En muchas casas de estudio se naturaliza la mordaza para callar voces disidentes; el caso de La Plata en sintonía con la UBA
Cuando la universidad pierde un punto de su presupuesto, muchos salen a la calle a protestar y reclamar. Está muy bien. ¿Pero qué pasa cuando pierde varios “puntos” de pluralismo y de tolerancia? ¿Nadie sale a defender esos valores? ¿Qué pasa cuando en una casa de estudios se impide la expresión de determinadas ideas y se ejercen la censura y la violencia con métodos patoteriles? Son preguntas que tal vez podrían formularse en términos más conceptuales y de fondo: ¿hay sectores de la universidad que consideran más importante el dinero que la democracia?, ¿qué lugar ocupan cuestiones como las de la diversidad, la transparencia, la amplitud y la convivencia en la escala de valores de grupos dominantes en el sistema de educación superior?
Hay que poner una lupa sobre lo ocurrido la semana pasada en la Universidad Nacional de La Plata para advertir que las casas de estudios están amenazadas por concepciones autoritarias y gérmenes de violencia que se han incubado en su propio seno. Las imágenes son muy elocuentes: activistas estudiantiles, convertidos en fuerzas de choque, impiden el acceso de legisladores identificados con el oficialismo nacional que iban a dar una charla para una agrupación libertaria. No discuten ideas ni argumentos; exhiben cadenas y arrojan piedras. Un profesor celebra el ataque por redes sociales: “¡Qué bien acomodado estuvo ese piedrazo!; ojalá los caguen decapitando en el patio del rectorado; no deberían poder salir a la calle”, arenga con verbo exaltado el integrante del claustro docente. Aunque luego se ve forzado a pedir disculpas, deja expuesto el espíritu de intolerancia, de sectarismo y de censura que anida en muchas cátedras universitarias. El rectorado sale del paso con un escueto comunicado en el que repudia la violencia y subraya su compromiso con los valores de la universidad democrática. Pero no promueve sumarios ni sanciones. Tampoco había movido un dedo para evitar un “escrache” que estaba anunciado y al que se convocaba públicamente.

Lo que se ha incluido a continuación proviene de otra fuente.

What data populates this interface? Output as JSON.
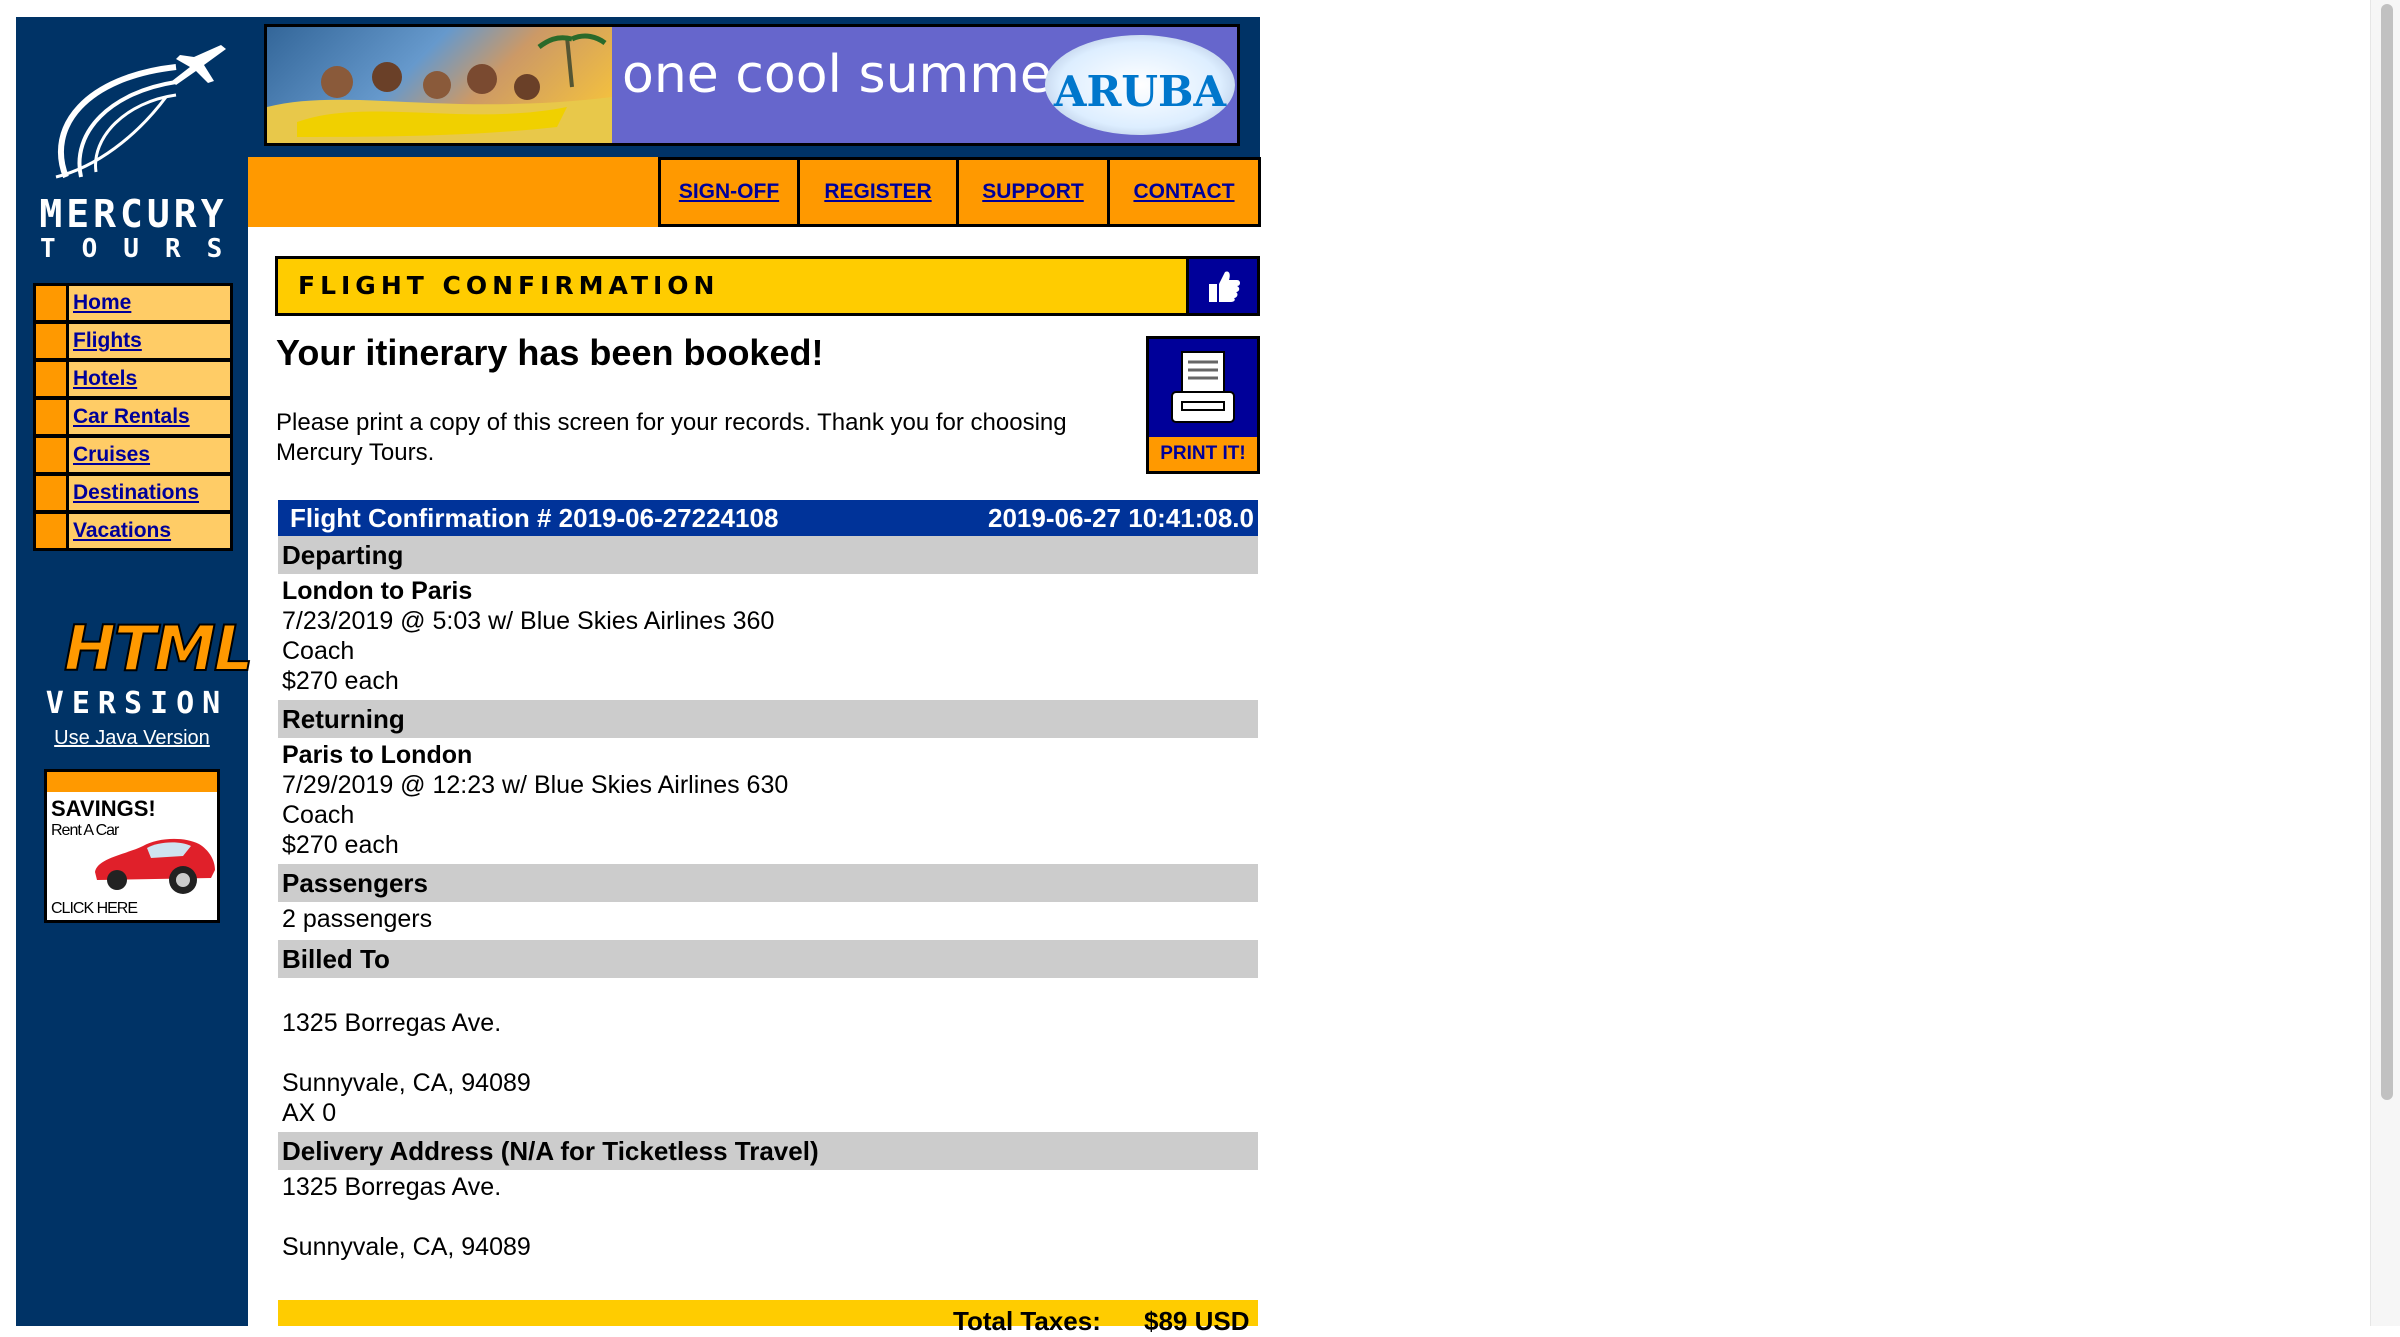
{
  "brand": {
    "name": "MERCURY",
    "subtitle": "TOURS"
  },
  "sidebar": {
    "items": [
      {
        "label": "Home"
      },
      {
        "label": "Flights"
      },
      {
        "label": "Hotels"
      },
      {
        "label": "Car Rentals"
      },
      {
        "label": "Cruises"
      },
      {
        "label": "Destinations"
      },
      {
        "label": "Vacations"
      }
    ],
    "html_version": {
      "big": "HTML",
      "small": "VERSION"
    },
    "java_link": "Use Java Version",
    "ad": {
      "title": "SAVINGS!",
      "subtitle": "Rent A Car",
      "cta": "CLICK HERE"
    }
  },
  "banner": {
    "tagline": "one cool summer",
    "badge": "ARUBA"
  },
  "topnav": {
    "items": [
      {
        "label": "SIGN-OFF"
      },
      {
        "label": "REGISTER"
      },
      {
        "label": "SUPPORT"
      },
      {
        "label": "CONTACT"
      }
    ]
  },
  "page": {
    "title": "FLIGHT CONFIRMATION",
    "heading": "Your itinerary has been booked!",
    "message": "Please print a copy of this screen for your records. Thank you for choosing Mercury Tours.",
    "print_label": "PRINT IT!"
  },
  "confirmation": {
    "number_label": "Flight Confirmation # 2019-06-27224108",
    "timestamp": "2019-06-27 10:41:08.0",
    "departing": {
      "header": "Departing",
      "route": "London to Paris",
      "details": "7/23/2019 @ 5:03 w/ Blue Skies Airlines 360",
      "class": "Coach",
      "price": "$270 each"
    },
    "returning": {
      "header": "Returning",
      "route": "Paris to London",
      "details": "7/29/2019 @ 12:23 w/ Blue Skies Airlines 630",
      "class": "Coach",
      "price": "$270 each"
    },
    "passengers": {
      "header": "Passengers",
      "value": "2 passengers"
    },
    "billed_to": {
      "header": "Billed To",
      "address1": "1325 Borregas Ave.",
      "address2": "Sunnyvale, CA, 94089",
      "card": "AX 0"
    },
    "delivery": {
      "header": "Delivery Address (N/A for Ticketless Travel)",
      "address1": "1325 Borregas Ave.",
      "address2": "Sunnyvale, CA, 94089"
    },
    "total_taxes": {
      "label": "Total Taxes:",
      "value": "$89 USD"
    }
  },
  "colors": {
    "sidebar_bg": "#003366",
    "accent_orange": "#ff9900",
    "title_yellow": "#ffcc00",
    "header_blue": "#003399",
    "link": "#000099",
    "section_gray": "#cccccc"
  }
}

Un grupo le pone candado a una sede de la universidad y echa a piedrazos a legisladores elegidos democráticamente, pero no hay consecuencias. Un profesor reivindica la “decapitación” y los piedrazos como herramientas ideológicas, pero todo se archiva con un ligero pedido de disculpas. Los decanos no se pronuncian. Tampoco lo hacen los rectores de las otras universidades. Los profesores hacen silencio, tal vez por miedo, en muchos casos, a sufrir ellos mismos “el escrache”.
El episodio confirma la necesidad de un profundo debate sobre las universidades, en el que el financiamiento debería ser un capítulo, pero no el único. El Gobierno no ha tenido talento, pericia ni sensibilidad para promover una discusión estructural y de fondo. Ha planteado el tema en términos exclusivamente fiscalistas, con una actitud y un lenguaje de brocha gorda que han puesto a la comunidad académica a la defensiva. La posición gubernamental se ha leído como un ataque a la educación pública y no como un debate sobre las deformaciones, la opacidad y los dogmatismos que han dañado, desde adentro, a la propia universidad. En lugar de discutir un modelo, se atacó un símbolo y una institución. Al menos así se ha interpretado, y eso explica las masivas movilizaciones “en defensa de la universidad pública” sobre las que se ha montado la corporación universitaria para defender sus privilegios y ocultar sus vicios y sus desmanejos.